A Great Method to Calculate Which Date Matches Which Day

4년 전

It may seem difficult to find out, "Which day do you born?" Or "Which day will date October 29, 2443?" But the math full of amazing mysteries offers us a very practical way.

People remember the dates that are important to them in terms of months and years. These dates are forgotten over time. It can be difficult to find out which date matches on which date. At least if you are interested in calendars and mathematics, you can see that the days are not random. For this reason, a simple algorithm has been developed to calculate which date corresponds to which date.


This technique, developed by mathematician John Conway, is called Doomsday Algorithm. The name may be a bit scary, but the technique you offer is really tremendous. Because there is a description of the days we live and how we do not realize how it is.

There are a few calendar features that we need to know before computing the Day of the Day algorithm to match what date any day:

  • Residual year: every 4 years, we live 365 days, not 365 days a residual years. One such daily excess is due to the fact that a standard year is actually 365 and 6 hours long. Next year, we live 365 days 12 hours, the next 365 days 18 hours, and finally 365 days 24 hours a year. That is 366 days and the process is back to the beginning. That's why it lasts 29 days in February every 4 years.

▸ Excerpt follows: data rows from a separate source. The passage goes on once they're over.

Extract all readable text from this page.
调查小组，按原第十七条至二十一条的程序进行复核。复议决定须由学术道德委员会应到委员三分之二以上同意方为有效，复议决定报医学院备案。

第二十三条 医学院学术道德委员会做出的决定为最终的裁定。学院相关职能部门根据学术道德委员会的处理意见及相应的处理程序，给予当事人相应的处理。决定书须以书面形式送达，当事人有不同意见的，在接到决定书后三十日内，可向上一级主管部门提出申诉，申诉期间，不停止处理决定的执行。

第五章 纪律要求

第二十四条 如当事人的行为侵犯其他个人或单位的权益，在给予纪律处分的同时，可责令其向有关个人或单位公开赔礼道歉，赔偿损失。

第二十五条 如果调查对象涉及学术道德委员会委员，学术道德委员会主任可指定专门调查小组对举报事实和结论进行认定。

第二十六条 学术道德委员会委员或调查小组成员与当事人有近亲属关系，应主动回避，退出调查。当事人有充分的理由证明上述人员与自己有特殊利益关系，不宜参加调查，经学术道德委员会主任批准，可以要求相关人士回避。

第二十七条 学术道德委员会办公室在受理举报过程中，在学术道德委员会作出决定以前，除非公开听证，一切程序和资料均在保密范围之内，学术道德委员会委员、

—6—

  • It is also easy to calculate any day in 365 days of standard years and the equivalent future day in the following year. For example, Monday, January 22, 2018 will be Tuesday, January 22, 2019. In other words, by adding one to the current sun in standard years, we can find out what day will come after exactly one year. The only exception is that the next year is a 2-day shift, not a 1 if it is a residual year. For example, Tuesday, January 22, 2019, Thursday 22 January 2020 will not be Wednesday. Because 2020 is now a year.




To calculate the progression method:

Normally, it is possible to fully explore the path proposed by Conway. Because it has a close connection with the mathematics of the year and the year corresponding to the same day every year. But in order not to distract you too much, let's take a few examples. The form has a code with a number every month and day.

Month codes:

  • January: 1
  • February: 4
  • March: 4
  • April: 7
  • May: 2
  • June: 5
  • July: 7
  • August: 3
  • September: 6
  • October: 1
  • November: 4
  • December: 6

Day codes:

  • Sunday: 1
  • Monday: 2
  • Tuesday: 3
  • Wednesday: 4
  • Thursday: 5
  • Friday: 6
  • Saturday: 7

You have noticed that these codes are not given by month or by day. Based on Conway's ranking criteria, Conway points out that the correct result will be reached in the form we will give soon after the calculations he has made. We will also need the date code, but this code will depend on what day of the month we want to calculate. (For example, if the curious date is December 11, the date code will be 11)

Now let's come to the formula and our example:

Let us deal with the date of October 29, 1923. We need the following form to know which day it came to:

DC: Date Code

MC: Month Code

XC: Day Code

YC: Year Code

  • (DC / 7) + MC + (YC / 7) + (Years / 4) / 7 = XC

In the above form we are processing the remainder of the division process in the red region. We also dedicate one hundred years to include the "Year" value in the formula. In other words, the year 1923 is included in the calculation as 23. (The same for years after 2000. For example, to calculate a date in 2076 we take Y=76)


Our date code is 29. The figure after the 29/7 process is 1.

Our lunar code is the 1 listed above for the month of October.

We are subtracting 1900 from 1923 to calculate our year code. 23, and the number 23 from the 23/7 process is our year code.

The last part (Year / 4) / 7 is fixed. For this reason, we divide the number 23 by 4, the result is 5, we do not care about the remaining 3. Then we divide 5 by 7 and the remaining automatically becomes 5. So for this date we write 5 in this part of the formula. (If the result of 4 is smaller than the result of 7, you can directly process it.)

We find out at the end of our day code that we find out what day it coincides with when we learn from the table above. Now let's put the numbers in your form:


1 + 1 + 2 + 5 = 9, we find the result of our operation.

If we get a bigger result than 7, as we did here, we get 7:


9 - 7 = 2

Our day code matches Monday on my table. That is, October 29, 1923, Monday.